All that said it might be possible to selectivly default on some foreign debt. For instance defaulting on China central banks holdings would be a slam dunk political winner today, and they are still are buddies, to a degree. Japan and our other Asian allies are a differnet matter politically in a foreign policy sense but here at home screwing the rest of the world will increasingly be a winner.
(There is a technical issue which would allow individual country defaults. Central Bank holdings are in fact held here on ledgers in their names. In other words they are not fungible in the sense of other Treasury debt.The Chineese for instance can't just put their bonds up for sal, at least in the normal way. THey would have to ask the Treasury, real nicely I suppose, to give them some of their own bonds.(You will recall Bush's act in front of the printout at the WV Bureau of Dect a couple of weeks ago. In fact all Treasury bonds are just blips on a screen or numbers on a printout. Only Savings Bonds are paper.) Until the Chineese bonds are held in some account as a blip, somewhere besides on the Treasuries computer they are not sellable)

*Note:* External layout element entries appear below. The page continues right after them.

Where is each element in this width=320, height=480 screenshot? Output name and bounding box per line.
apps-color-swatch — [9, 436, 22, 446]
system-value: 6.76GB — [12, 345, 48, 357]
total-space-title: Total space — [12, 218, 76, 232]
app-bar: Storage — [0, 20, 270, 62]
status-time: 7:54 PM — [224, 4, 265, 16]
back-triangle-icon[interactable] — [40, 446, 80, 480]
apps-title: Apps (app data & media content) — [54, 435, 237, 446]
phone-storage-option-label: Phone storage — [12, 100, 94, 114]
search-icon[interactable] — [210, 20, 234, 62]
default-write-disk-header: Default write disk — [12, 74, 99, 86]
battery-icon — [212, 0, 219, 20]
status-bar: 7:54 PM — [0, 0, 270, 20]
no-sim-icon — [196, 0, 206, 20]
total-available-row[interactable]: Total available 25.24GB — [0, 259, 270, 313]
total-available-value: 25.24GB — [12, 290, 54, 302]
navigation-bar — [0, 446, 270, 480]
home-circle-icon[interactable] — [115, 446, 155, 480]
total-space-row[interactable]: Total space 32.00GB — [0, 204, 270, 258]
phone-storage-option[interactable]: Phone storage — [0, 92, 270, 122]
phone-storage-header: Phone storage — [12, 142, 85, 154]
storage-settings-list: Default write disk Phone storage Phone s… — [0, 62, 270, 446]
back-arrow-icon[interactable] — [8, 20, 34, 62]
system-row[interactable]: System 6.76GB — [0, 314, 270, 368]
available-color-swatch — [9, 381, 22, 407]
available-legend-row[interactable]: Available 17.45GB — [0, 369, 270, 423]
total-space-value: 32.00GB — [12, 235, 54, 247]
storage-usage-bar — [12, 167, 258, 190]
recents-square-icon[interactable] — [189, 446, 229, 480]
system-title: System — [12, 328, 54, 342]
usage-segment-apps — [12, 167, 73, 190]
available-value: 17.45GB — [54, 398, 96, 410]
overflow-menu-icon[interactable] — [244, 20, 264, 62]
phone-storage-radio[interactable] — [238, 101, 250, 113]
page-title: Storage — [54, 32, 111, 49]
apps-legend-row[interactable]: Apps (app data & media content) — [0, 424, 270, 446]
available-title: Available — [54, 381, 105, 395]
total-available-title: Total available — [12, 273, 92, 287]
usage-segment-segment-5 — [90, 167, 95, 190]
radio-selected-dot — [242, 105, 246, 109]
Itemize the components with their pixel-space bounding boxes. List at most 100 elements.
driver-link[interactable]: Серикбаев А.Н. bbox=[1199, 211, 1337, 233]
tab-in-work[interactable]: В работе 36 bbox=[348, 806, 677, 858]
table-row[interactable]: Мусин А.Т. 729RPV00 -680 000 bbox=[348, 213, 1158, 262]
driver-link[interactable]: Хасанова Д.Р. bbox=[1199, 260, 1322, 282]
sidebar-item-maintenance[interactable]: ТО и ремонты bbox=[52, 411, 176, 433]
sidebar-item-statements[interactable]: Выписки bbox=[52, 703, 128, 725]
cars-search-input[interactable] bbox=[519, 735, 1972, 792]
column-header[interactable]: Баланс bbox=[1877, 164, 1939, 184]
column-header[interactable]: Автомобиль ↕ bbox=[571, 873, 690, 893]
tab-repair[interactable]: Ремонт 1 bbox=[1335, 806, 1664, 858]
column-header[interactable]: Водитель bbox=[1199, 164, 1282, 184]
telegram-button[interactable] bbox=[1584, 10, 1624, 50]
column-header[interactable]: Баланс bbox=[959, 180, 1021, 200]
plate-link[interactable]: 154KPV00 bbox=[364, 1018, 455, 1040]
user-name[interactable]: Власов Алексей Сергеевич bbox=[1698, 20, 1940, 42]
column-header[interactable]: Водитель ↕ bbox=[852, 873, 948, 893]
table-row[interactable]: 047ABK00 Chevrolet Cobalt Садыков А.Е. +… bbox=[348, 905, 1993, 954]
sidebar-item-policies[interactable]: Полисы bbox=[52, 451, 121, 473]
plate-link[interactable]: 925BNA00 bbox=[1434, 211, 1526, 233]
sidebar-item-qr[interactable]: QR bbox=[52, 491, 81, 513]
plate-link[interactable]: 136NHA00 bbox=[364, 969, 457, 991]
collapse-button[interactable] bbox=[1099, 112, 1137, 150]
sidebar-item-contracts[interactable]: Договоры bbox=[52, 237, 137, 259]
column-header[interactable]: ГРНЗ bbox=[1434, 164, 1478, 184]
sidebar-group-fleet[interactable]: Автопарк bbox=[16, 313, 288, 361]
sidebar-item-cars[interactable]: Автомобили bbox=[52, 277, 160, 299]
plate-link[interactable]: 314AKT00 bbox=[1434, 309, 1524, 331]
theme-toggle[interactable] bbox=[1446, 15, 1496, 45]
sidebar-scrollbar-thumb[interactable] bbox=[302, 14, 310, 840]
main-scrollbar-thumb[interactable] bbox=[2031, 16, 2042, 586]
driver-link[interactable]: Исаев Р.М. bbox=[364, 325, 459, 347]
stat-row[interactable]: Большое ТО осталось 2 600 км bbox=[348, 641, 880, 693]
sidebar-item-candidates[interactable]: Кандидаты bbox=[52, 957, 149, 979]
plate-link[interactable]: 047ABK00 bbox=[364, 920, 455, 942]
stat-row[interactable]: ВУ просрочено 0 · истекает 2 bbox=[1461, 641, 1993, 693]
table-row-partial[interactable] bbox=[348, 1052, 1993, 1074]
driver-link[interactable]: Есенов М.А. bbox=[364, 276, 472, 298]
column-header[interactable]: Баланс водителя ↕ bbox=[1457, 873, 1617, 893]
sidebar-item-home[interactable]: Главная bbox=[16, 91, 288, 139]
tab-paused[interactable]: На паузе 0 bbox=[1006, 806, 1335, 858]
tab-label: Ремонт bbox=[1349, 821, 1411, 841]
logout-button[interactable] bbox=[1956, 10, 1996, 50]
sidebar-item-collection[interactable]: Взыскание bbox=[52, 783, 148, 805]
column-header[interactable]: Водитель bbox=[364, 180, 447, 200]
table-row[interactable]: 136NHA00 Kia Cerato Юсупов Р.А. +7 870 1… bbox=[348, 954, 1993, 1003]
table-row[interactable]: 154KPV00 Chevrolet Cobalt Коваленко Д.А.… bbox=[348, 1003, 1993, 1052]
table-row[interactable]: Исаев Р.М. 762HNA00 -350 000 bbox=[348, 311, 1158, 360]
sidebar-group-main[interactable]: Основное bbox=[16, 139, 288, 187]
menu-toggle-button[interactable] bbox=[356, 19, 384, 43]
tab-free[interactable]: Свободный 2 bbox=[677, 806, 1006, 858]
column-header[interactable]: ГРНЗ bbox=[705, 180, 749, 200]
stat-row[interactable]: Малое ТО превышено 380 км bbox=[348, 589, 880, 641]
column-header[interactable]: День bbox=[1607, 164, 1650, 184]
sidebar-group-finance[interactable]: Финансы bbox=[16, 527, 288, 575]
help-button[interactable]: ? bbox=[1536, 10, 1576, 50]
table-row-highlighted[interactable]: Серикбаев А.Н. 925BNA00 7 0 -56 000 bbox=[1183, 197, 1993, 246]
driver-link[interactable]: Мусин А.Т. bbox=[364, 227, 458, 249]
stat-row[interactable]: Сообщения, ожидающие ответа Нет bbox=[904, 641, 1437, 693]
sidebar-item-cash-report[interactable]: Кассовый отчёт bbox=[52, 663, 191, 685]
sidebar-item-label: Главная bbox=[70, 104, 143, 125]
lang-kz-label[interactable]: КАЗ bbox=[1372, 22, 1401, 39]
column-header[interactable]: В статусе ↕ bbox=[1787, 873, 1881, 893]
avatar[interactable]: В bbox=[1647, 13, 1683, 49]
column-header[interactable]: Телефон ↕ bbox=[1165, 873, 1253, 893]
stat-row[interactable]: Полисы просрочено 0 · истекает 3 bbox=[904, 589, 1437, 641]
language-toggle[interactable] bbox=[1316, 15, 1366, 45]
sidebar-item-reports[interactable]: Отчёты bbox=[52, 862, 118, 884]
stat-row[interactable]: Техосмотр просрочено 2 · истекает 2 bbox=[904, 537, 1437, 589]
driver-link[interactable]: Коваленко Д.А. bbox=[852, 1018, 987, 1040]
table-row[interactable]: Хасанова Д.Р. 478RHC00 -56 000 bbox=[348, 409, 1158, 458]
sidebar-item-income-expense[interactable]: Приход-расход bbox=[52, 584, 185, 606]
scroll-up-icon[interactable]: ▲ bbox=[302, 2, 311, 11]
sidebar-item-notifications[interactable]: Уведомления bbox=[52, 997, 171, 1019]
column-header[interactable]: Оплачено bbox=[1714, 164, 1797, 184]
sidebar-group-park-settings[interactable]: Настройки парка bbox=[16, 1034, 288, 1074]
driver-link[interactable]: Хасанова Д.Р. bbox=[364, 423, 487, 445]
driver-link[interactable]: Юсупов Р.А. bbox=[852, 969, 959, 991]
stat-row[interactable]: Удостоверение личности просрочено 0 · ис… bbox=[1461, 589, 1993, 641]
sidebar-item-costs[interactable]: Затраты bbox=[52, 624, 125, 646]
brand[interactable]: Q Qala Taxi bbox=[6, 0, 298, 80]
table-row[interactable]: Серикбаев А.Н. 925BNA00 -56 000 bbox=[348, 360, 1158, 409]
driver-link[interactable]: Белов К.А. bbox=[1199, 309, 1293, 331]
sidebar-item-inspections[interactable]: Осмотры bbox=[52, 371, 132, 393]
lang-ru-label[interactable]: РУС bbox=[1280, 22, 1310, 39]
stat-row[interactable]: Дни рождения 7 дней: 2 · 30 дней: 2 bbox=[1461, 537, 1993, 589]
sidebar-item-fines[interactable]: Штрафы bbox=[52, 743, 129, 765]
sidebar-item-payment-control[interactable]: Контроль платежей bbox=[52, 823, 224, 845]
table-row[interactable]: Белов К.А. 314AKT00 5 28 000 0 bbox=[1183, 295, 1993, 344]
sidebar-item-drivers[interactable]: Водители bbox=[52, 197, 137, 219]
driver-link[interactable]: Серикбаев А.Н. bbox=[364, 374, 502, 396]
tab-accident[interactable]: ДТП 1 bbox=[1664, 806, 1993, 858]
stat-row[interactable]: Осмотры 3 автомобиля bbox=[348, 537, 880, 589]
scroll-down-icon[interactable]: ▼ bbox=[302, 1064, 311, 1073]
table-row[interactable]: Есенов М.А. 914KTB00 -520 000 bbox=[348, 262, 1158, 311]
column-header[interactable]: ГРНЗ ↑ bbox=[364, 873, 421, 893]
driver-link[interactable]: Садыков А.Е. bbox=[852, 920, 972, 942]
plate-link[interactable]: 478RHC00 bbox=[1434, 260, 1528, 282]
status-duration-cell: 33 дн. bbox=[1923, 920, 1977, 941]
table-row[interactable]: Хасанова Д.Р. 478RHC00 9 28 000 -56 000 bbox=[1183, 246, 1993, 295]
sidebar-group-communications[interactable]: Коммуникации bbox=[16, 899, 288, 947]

Still, the further such defaults go, after abandoning the constitution of course, the more the world financial and econmmic system collapses. THe only way that would be tolerable politically would be during an already unfolding depression, where blaming or punnishing others would become attactive. In other word the default cannot be seen as a cause of collapse but rather a response to it. This should be an easy thing to convince the sheeple of.
This is a distinct possibility in my opinion.
There is no way we will pay off this debt which is as you can see going parabolic. Over the last 12 months the debt rose ovder $600 billion. In dollars, not inflation adjusted ones I admit, this was a good portion of the total from the New Deal, thru WWII to the Great Society. IN 12 MONTHS.
For 70 years we hear of the fiscal depradations of Roosevelt and his successors, and it turns out their contribuion is almost invisible.
Anyway we are not going to pay this off. Constitution be damed.